Le 12 mars, l'état d'urgence (en vigueur depuis 2015) a été prolongé de sept mois en raison, selon le ministre de la Défense, Abdelkarim Zbidi, de l'approche des élections municipales, des examens nationaux, du mois de ramadan et de la saison touristique. Le décret de 1978 qui encadre l'état d'urgence n'empêche pas la tenue de rassemblements mais dispose que le ministre de l'Intérieur peut interdire «les réunions de nature à provoquer ou entretenir le désordre» et peut également ordonner «la fermeture provisoire des salles de spectacle, débits de boisson et lieux de réunion de toute nature». Dans le cadre de la campagne électorale, tous les événements prévus par les listes candidates (meetings, marches, rassemblements) devaient être déclarés à l'Instance supérieure indépendante pour les élections (Isie), quarante-huit heures à l'avance, en précisant le lieu, la durée et les moyens utilisés.
«Le nombre d'événements a été croissant au fur et à mesure de la campagne. Au 1er mai, nous étions à environ 20 000 événements, précise Anis Jarboui, de l'Isie.

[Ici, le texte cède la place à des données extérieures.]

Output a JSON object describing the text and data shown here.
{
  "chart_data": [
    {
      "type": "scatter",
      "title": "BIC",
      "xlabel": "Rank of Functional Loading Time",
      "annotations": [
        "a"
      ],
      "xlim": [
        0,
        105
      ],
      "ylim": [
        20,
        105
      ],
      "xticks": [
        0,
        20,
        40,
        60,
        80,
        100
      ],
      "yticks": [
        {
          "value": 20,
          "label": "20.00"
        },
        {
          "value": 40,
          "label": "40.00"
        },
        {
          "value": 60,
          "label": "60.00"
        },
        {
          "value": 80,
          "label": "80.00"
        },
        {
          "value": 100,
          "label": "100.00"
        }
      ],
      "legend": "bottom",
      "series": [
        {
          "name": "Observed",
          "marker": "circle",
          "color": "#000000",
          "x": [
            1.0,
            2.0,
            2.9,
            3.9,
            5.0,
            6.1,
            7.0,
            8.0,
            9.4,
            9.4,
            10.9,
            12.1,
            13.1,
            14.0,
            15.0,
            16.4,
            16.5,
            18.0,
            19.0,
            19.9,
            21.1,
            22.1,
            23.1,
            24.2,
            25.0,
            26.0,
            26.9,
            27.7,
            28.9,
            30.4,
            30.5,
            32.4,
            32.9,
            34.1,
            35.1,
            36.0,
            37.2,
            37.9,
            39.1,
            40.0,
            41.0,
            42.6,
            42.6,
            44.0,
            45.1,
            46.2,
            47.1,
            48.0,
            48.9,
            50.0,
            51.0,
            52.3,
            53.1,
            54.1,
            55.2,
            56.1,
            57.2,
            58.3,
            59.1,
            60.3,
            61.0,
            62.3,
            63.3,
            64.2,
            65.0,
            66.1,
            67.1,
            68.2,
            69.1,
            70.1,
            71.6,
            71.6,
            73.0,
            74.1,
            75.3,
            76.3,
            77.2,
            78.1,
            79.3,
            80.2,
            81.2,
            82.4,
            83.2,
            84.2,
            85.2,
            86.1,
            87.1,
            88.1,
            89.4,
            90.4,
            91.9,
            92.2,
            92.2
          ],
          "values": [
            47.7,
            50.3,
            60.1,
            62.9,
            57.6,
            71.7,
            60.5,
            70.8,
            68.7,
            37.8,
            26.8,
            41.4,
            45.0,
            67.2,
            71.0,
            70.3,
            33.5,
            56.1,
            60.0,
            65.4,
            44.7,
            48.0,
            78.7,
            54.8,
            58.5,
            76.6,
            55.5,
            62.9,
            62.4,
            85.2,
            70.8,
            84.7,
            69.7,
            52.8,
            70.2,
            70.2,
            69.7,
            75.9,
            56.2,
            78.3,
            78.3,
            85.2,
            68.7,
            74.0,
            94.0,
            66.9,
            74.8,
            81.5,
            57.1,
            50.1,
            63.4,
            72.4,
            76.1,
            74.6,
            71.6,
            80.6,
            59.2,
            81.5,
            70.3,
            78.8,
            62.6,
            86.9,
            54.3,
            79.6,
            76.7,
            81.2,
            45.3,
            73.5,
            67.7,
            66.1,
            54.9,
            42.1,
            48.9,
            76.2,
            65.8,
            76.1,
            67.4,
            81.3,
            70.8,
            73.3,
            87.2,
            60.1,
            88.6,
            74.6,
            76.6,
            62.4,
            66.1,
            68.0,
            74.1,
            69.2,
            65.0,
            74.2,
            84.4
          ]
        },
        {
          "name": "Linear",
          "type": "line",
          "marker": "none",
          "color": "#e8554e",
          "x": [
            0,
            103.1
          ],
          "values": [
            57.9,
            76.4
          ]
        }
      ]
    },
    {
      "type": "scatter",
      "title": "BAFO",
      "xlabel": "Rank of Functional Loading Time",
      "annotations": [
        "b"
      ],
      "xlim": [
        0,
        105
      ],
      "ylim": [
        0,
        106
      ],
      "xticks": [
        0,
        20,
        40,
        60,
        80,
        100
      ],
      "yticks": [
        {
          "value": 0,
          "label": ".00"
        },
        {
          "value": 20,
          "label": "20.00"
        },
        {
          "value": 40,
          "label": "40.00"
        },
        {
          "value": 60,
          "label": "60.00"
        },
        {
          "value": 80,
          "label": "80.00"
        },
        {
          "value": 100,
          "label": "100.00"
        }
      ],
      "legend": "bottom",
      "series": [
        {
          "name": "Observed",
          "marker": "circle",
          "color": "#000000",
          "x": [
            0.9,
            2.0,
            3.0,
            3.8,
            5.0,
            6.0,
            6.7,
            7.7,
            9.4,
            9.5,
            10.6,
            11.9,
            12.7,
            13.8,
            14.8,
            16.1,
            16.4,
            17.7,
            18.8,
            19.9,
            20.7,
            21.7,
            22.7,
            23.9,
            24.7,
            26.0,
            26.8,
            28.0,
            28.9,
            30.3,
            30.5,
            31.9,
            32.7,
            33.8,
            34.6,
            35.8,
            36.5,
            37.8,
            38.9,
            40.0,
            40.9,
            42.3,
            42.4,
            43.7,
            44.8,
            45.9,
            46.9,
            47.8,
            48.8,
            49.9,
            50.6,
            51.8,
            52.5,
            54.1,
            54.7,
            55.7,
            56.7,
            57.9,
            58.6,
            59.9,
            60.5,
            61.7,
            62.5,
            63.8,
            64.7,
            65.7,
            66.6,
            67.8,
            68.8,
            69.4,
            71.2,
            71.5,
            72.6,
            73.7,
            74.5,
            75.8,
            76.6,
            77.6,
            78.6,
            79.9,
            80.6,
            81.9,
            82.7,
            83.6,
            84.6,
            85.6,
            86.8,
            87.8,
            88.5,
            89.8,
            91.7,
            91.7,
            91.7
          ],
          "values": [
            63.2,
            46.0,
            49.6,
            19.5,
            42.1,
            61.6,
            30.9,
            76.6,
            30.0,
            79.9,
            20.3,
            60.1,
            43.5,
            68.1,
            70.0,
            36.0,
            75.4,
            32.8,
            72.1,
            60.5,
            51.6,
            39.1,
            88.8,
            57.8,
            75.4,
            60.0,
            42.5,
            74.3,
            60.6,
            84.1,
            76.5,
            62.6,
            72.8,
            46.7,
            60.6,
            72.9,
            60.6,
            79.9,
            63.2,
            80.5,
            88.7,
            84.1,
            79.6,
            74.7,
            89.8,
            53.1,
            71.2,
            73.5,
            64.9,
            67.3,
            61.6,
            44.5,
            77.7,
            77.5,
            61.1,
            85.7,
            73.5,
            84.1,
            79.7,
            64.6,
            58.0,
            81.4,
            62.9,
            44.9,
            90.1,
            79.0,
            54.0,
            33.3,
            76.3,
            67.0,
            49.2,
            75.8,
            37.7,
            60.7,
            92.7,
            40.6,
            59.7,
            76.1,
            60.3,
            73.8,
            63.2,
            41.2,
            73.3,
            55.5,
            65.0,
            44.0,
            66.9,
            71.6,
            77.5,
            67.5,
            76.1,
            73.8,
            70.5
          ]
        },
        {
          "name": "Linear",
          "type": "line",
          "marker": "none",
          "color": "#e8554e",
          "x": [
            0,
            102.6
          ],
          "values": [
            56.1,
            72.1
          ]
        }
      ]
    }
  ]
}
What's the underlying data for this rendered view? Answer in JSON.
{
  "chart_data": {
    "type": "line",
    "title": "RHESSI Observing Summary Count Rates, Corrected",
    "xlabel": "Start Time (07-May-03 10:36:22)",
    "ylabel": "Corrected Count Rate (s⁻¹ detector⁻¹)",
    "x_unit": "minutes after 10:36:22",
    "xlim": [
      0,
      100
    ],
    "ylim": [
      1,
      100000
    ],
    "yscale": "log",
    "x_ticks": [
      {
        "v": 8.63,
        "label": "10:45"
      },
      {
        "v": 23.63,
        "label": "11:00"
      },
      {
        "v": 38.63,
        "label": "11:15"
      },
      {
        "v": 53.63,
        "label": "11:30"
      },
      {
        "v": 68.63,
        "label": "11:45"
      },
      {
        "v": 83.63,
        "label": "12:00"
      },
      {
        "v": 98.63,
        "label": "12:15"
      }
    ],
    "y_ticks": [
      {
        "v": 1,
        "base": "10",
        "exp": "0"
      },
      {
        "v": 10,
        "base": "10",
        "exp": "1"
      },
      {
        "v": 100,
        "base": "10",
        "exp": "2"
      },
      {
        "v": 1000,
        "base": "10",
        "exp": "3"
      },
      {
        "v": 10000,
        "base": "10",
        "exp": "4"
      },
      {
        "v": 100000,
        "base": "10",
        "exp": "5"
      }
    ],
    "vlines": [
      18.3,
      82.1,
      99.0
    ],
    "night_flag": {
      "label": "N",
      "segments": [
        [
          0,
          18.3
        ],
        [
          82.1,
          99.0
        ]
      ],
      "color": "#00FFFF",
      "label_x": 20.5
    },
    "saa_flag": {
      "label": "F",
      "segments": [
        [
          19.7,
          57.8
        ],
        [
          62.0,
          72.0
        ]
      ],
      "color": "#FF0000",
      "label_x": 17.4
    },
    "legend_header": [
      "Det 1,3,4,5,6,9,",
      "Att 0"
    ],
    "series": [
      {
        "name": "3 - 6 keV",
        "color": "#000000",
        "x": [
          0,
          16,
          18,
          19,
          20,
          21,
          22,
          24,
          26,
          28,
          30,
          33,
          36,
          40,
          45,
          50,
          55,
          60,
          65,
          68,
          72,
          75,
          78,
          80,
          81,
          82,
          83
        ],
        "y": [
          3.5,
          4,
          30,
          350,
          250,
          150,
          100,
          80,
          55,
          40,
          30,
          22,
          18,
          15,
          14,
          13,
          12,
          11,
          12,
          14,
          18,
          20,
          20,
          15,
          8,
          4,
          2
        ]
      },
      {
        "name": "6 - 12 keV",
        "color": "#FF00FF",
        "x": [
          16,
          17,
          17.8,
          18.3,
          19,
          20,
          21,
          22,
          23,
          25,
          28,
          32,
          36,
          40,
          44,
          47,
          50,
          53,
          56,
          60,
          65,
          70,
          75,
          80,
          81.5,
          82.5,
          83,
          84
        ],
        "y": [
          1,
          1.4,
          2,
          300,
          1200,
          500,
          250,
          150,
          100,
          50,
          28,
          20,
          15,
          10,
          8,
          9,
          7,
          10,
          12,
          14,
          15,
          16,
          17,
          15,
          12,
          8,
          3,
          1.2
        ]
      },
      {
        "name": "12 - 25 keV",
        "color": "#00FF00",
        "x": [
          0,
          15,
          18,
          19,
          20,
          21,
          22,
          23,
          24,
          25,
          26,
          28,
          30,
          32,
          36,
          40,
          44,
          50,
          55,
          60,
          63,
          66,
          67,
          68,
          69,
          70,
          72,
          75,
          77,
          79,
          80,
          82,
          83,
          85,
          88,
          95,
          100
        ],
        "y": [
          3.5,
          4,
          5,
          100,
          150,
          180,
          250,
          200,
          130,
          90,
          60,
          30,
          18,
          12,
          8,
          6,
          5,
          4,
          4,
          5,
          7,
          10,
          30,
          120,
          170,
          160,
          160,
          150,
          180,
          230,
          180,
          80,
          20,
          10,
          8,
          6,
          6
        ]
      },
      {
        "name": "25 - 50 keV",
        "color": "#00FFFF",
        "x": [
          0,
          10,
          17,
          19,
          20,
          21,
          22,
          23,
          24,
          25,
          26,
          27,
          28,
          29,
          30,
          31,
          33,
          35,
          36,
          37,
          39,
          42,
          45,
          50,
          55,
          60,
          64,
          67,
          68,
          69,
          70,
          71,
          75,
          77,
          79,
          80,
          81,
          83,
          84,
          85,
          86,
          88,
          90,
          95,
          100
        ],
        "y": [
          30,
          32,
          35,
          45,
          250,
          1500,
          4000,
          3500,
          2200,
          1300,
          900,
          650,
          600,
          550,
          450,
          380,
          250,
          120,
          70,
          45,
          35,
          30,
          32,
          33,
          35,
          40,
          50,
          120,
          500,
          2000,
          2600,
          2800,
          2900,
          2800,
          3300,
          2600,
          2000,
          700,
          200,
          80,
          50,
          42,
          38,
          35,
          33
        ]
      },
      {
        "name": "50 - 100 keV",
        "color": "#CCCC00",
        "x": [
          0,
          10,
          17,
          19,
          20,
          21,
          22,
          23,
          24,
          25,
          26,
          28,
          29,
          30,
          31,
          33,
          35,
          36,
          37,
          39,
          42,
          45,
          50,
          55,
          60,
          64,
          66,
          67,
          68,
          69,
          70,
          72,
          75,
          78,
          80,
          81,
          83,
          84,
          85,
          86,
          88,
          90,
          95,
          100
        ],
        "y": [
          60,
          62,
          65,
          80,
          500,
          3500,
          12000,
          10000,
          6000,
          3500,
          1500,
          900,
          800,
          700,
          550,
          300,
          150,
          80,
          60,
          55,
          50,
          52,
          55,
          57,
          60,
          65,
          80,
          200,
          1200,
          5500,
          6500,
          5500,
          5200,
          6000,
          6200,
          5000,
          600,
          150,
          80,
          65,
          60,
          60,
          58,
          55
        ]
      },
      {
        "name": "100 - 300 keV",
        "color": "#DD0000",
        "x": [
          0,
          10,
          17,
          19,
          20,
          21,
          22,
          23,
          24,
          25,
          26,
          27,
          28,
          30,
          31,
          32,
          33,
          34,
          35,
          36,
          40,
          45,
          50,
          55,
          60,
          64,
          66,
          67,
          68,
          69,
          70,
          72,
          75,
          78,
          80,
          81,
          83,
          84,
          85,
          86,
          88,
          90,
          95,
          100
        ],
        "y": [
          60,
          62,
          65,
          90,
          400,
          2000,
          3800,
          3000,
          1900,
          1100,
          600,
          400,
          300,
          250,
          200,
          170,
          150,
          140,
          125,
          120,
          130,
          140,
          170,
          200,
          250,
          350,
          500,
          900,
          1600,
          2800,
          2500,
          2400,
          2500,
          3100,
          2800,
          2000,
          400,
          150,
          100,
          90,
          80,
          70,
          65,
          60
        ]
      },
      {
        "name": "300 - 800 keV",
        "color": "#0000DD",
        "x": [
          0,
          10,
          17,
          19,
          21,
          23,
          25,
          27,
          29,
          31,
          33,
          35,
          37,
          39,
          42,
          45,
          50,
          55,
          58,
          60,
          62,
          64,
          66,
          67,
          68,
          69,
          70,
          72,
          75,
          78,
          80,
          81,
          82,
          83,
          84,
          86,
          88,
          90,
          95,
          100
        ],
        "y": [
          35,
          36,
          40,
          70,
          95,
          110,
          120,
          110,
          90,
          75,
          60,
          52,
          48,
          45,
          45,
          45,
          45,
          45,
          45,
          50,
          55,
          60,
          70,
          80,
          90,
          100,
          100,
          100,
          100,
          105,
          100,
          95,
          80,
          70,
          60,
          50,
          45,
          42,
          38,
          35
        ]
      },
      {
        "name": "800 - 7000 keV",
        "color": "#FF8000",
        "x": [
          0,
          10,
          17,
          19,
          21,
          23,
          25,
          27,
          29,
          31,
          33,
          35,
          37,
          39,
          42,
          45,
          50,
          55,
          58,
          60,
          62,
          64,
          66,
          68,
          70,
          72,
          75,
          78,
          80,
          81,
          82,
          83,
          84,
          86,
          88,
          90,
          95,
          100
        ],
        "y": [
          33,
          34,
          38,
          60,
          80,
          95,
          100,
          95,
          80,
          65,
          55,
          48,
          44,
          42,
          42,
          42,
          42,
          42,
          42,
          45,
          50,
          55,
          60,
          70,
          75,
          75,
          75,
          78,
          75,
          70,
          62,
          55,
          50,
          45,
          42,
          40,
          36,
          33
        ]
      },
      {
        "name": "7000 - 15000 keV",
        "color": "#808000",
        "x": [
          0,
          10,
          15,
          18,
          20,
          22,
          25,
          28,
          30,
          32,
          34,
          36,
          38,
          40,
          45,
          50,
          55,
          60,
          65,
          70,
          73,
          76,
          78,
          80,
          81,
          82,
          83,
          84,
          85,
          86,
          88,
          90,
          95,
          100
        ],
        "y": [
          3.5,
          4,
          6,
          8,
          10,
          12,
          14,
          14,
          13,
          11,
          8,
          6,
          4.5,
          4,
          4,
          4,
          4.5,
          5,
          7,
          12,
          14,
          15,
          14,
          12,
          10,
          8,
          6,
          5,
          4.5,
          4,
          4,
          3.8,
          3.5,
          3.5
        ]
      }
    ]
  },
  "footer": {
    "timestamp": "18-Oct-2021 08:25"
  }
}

Beaucoup de listes ne les déclarent pas à l'avance, elles reçoivent alors un avertissement écrit ou oral.» Malgré les nombreuses infractions signalées, Anis Jarboui estime que «l'état d'urgence n'a pas affecté le bon déroulement de la campagne», et qu'il ne gênera pas non plus la tenue du vote, dimanche.
La question se pose par contre pour les 138 personnes assignées à résidence du fait de l'état d'urgence. Elles doivent solliciter une autorisation pour sortir et voter. Mais selon Anis Jarboui, «tant que l'individu est inscrit sur le registre, il a le droit de voter». Jeudi, ce dernier précisait qu'«il n'y aurait pas de mesures de sécurité supplémentaires le jour du vote pour ces personnes, sauf si les ministères de l'Intérieur ou de la Défense en décident autrement.»
Question posée anonymement.
Combien y a-t-il de candidats du parti de Ben Ali ?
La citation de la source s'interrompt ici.